Engagement is important because it speaks to the quality of a mobile app, complementing quantitative assessments. Active users not only increase audience retention and total profit, but also contribute to the viral spread of the application through social networks. Therefore, the largest mobile apps like Facebook have a very high engagement rate.
We discussed the issue of engagement in more detail in an article on this topic.
5. Consumer loyalty index
Consumer Loyalty Index (NPS) Is one of the most effective indicators of user satisfaction and mobile app virality.
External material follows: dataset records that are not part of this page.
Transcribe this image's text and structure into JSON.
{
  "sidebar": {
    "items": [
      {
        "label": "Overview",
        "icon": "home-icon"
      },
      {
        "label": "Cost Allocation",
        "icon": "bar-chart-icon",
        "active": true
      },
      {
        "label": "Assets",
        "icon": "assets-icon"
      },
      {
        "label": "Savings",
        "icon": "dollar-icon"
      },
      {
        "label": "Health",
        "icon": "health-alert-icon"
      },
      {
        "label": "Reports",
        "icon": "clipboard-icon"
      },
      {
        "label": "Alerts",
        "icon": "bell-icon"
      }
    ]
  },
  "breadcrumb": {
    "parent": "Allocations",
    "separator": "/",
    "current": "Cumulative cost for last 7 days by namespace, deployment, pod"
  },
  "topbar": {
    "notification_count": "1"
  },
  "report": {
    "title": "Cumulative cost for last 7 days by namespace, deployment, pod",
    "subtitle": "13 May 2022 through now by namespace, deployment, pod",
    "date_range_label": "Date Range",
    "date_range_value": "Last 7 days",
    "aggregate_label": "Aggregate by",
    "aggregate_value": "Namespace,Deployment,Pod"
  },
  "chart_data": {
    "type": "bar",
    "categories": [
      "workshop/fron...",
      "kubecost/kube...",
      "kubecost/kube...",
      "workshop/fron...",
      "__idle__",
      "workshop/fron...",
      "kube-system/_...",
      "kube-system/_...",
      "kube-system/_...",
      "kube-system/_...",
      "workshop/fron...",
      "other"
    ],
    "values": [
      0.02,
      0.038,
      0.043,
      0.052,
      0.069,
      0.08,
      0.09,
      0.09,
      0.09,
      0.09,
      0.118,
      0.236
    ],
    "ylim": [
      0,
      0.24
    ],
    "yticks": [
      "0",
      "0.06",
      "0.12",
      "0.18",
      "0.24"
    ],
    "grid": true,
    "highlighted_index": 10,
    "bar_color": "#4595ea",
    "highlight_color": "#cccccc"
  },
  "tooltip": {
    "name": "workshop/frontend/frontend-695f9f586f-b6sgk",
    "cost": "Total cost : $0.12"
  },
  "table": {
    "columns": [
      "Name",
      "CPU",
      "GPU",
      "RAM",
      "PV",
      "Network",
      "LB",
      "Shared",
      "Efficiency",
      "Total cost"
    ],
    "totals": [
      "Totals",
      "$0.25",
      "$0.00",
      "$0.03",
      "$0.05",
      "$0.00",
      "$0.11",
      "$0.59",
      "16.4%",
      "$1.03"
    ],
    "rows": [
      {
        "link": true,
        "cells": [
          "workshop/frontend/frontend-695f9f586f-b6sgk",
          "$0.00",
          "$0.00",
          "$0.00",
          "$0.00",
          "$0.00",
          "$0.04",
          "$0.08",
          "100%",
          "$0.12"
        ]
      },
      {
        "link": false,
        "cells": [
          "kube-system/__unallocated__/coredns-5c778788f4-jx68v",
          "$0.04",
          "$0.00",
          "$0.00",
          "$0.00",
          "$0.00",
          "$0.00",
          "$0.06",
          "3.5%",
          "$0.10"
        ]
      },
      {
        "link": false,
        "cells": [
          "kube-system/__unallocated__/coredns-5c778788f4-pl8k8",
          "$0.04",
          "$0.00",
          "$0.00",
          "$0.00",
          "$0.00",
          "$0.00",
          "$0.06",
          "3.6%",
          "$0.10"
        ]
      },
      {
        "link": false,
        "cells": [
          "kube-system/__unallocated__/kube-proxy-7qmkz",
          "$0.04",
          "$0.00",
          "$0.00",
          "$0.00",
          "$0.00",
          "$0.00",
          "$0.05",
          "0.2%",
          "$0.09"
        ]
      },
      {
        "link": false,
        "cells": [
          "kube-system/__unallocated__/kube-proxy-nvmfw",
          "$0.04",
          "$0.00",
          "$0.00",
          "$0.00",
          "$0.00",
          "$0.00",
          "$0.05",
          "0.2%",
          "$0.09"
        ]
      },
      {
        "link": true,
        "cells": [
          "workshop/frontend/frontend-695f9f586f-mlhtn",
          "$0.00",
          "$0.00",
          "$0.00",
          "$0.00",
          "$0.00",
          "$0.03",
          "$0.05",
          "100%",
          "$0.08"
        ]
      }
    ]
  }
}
It can be measured by asking the audience the following question: “On a scale of 0-10, what is the likelihood that you will recommend our app to friends, colleagues and family members?” If you want to know the reasons for this or that attitude towards your product – ask one more question, but no more.
An article about the features of creating applications for android help to develop a product that satisfies users as much as possible applications on this OC…
Based on the answer, Netpromoter.com categorizes users as follows:
- “Distributors” – put 9 or 10 points, ready to make purchases in your application and support it in every possible way.
- “Passive consumers” – they give 7-8 points, they are satisfied with the work of the application, but they may well go to your competitors.
- “Critics” – put below 6 points, are not satisfied with the application and can ruin the reputation of your brand, leaving negative reviews on the Internet and in life.
The final consumer loyalty index is calculated as the difference between the number of “critics” and the number of “distributors”.
Whatever the outcome, it will give you an idea of the audience’s impression of your app and help you:
- understand if your product meets market demands;
- measure the value and viral potential of the application;
- evaluate whether users want to share your application with other people, making them your potential customers.
On the site, you can leave a request for the development of mobile applications in Moscow and Russia (if you are from another country – also write), and in the blog you can find out about the prices of developing an application for android and ios.